Korea positive about beef rating
Korea will seek controlled-risk status regarding mad cow disease, according to the Agriculture Ministry yesterday.
The ministry said it will submit the status application to the World Organization for Animal Health (OIE) as early as next month.
The OIE, a United Nations organization, formulates a country risk assessment for mad cow disease. It has so far granted 32 countries, including the U.S., Canada, Britain and Japan, such status.
Korea is currently classified with an undetermined risk status. The OIE technical committee is expected to issue a final ruling in May 2010.
The ministry is upbeat about the result of the ruling. In order for a country to acquire controlled-risk status, its point target for samples, the number of cattle tested for the disease - should be over 300,000 with a seven-year period. The more cows examined, the more points a country gets from the OIE. According to the ministry, Korea has already notched up 370,000 points.

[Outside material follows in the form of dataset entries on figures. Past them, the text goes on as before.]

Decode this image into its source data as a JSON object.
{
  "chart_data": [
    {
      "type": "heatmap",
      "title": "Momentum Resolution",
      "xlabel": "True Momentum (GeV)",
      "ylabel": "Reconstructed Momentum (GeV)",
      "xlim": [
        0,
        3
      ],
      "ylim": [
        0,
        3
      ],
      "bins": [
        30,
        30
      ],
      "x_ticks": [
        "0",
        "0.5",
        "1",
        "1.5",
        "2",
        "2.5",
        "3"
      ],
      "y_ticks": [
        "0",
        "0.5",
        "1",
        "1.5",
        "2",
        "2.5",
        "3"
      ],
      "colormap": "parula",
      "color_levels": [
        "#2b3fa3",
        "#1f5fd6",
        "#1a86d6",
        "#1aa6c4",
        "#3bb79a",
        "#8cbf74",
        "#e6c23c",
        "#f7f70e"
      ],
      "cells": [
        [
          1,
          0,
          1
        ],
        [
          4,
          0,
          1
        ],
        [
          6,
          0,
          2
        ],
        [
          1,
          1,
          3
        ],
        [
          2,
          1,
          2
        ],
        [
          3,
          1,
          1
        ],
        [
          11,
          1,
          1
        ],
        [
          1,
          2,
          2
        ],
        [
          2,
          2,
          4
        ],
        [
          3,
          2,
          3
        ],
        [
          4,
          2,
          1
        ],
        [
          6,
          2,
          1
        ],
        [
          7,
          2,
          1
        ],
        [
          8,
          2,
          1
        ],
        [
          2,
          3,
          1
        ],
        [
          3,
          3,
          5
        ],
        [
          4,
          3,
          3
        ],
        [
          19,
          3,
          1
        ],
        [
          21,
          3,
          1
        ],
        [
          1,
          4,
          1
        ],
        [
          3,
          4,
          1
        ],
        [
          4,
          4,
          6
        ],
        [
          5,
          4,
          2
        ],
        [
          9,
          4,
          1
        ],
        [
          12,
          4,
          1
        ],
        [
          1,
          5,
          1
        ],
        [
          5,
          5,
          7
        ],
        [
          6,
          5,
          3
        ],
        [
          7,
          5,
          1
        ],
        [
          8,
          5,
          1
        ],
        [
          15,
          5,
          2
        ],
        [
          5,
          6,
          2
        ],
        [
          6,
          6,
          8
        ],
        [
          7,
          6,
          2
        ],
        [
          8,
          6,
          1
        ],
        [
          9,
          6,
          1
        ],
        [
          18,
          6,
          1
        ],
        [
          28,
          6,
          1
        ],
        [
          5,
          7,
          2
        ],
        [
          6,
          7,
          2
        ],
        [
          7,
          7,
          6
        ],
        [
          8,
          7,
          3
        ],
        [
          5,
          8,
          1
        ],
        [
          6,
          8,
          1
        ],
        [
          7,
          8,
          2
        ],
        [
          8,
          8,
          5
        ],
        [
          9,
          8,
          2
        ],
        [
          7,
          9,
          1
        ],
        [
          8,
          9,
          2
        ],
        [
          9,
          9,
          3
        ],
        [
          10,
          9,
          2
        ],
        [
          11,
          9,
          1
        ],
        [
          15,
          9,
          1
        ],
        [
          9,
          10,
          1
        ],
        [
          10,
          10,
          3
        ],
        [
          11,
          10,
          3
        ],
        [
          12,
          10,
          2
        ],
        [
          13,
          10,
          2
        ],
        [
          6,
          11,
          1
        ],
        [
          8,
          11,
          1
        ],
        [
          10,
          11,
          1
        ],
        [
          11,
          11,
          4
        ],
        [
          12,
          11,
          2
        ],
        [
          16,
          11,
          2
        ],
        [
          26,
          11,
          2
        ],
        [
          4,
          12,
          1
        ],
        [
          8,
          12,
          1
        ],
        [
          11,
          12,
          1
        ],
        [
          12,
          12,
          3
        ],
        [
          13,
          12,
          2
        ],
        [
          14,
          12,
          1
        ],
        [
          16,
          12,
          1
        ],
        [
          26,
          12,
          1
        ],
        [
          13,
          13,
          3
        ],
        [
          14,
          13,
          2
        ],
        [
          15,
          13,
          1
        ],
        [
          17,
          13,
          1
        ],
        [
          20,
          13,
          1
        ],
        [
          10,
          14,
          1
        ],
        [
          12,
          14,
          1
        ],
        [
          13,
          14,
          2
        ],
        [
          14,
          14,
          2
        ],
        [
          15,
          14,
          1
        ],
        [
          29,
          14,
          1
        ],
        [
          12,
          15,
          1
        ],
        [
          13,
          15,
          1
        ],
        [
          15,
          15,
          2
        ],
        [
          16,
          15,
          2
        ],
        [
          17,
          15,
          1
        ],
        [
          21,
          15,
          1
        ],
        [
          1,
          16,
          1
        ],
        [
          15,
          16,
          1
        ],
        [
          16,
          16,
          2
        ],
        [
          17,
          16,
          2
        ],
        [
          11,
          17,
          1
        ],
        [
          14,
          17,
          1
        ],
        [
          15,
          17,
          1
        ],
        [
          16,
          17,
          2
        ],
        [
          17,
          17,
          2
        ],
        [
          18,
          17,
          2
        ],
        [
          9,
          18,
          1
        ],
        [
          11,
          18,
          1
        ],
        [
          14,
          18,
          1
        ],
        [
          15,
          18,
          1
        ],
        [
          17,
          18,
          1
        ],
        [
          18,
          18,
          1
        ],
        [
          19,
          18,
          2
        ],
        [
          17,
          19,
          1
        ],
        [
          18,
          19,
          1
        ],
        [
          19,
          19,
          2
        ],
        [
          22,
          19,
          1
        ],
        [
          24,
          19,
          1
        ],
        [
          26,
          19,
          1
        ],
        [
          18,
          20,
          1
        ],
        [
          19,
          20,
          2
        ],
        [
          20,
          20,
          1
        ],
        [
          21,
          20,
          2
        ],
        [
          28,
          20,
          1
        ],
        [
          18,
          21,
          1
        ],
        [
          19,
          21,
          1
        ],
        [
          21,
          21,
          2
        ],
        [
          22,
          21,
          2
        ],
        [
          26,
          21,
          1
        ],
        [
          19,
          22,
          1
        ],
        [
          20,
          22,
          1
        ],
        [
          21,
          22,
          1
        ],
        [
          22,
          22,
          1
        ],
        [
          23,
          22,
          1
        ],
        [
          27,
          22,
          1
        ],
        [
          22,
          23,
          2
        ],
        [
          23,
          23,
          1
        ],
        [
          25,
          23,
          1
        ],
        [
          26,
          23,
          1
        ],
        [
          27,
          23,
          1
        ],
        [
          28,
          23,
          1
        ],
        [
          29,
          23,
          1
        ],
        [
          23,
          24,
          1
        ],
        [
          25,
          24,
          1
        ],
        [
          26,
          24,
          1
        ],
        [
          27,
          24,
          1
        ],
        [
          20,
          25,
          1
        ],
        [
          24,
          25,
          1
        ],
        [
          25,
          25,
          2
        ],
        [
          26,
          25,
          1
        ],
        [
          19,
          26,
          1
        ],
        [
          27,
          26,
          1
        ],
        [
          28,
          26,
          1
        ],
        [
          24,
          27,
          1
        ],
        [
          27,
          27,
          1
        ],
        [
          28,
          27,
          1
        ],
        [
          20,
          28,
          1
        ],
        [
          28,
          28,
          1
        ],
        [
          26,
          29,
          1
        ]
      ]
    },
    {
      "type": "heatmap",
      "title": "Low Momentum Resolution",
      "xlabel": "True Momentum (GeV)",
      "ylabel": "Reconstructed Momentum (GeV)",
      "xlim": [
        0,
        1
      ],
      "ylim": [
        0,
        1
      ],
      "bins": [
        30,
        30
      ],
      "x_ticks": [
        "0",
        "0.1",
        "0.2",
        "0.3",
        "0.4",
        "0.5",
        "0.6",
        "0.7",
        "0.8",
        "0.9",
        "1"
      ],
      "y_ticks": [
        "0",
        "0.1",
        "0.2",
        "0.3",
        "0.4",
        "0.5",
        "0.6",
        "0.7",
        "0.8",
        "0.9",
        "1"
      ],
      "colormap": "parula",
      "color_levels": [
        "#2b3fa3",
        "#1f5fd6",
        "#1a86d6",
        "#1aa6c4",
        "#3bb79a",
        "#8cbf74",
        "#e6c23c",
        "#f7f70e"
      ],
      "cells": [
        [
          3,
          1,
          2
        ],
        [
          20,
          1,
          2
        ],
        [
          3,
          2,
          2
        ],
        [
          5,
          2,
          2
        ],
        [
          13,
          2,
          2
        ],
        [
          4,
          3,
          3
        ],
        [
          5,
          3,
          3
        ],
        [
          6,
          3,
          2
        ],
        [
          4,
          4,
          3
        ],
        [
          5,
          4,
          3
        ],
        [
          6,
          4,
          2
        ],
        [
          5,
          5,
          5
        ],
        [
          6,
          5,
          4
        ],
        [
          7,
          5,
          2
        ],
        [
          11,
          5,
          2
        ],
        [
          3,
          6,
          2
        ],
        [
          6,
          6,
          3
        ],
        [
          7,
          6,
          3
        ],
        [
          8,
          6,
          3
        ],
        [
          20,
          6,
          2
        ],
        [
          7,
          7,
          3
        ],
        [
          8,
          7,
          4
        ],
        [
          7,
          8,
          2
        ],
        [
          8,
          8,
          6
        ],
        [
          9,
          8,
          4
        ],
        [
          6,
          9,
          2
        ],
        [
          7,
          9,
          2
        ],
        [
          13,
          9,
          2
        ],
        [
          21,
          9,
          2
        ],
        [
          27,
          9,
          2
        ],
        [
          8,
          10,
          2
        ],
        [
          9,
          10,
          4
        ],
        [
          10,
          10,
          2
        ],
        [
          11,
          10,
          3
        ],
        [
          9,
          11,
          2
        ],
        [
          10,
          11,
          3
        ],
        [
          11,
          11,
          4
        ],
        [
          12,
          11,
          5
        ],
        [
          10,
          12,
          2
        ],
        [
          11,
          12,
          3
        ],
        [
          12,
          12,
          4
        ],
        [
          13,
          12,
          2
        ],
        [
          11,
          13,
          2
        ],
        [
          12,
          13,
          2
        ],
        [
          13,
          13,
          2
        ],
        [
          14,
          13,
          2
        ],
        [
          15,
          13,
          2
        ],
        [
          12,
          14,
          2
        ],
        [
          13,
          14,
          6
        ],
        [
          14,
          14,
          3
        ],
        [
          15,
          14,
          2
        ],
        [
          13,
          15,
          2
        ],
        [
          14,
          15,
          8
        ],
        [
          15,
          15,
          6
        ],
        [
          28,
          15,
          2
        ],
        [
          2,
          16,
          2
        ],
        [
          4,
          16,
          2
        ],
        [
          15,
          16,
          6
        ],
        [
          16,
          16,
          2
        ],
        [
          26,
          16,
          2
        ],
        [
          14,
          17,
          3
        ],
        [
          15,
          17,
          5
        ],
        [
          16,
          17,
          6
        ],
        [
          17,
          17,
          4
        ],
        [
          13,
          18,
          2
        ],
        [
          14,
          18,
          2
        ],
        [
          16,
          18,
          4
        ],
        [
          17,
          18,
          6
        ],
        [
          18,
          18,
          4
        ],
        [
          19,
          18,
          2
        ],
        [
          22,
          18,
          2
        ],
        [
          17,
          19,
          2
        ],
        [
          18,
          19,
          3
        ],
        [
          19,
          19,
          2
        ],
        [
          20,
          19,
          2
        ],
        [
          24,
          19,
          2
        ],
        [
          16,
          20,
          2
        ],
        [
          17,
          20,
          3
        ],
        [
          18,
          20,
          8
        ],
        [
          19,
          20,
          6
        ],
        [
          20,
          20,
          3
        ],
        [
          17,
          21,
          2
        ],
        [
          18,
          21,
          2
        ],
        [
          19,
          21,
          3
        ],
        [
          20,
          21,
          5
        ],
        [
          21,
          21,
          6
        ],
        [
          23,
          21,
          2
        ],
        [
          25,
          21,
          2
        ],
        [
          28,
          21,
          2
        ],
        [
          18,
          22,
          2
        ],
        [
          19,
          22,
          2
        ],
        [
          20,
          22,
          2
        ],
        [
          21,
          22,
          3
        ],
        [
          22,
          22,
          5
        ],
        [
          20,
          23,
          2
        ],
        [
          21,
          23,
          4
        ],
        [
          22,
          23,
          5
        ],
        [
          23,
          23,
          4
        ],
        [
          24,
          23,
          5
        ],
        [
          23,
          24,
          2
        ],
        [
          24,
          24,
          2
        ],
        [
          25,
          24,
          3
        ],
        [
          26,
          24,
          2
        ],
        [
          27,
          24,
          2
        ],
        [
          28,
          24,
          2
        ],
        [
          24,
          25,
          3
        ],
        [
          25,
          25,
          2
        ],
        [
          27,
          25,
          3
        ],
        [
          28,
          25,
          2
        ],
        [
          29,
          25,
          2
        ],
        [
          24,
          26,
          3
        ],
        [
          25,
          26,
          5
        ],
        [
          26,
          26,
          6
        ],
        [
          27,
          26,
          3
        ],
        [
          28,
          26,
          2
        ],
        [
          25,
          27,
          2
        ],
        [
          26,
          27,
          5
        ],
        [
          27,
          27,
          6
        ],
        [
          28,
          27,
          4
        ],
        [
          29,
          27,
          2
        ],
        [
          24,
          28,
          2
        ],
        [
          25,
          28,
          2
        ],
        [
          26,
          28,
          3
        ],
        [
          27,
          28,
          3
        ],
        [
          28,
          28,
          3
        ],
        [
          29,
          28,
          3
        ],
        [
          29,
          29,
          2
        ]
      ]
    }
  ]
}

“We have examined many cows with abnormal health conditions and acquired enough point targets, so we don’t think it will be hard for us to acquire the status,” said Lee Joo-won, an official at the ministry.
A controlled-risk country is allowed to export all beef from cattle under 30 months old that do not contain specified risk materials.
Countries with a lower risk are given a negligible rating, the highest safety level in that category. As of May this year, 11 countries, including Australia, Norway, Singapore and Sweden are classified as negligible risk carriers.
The Korean government said it believes the OIE classification will help improve the credibility of domestic beef here.
“Local consumers will be also more assured about the sanitation of Korean beef,” Lee said.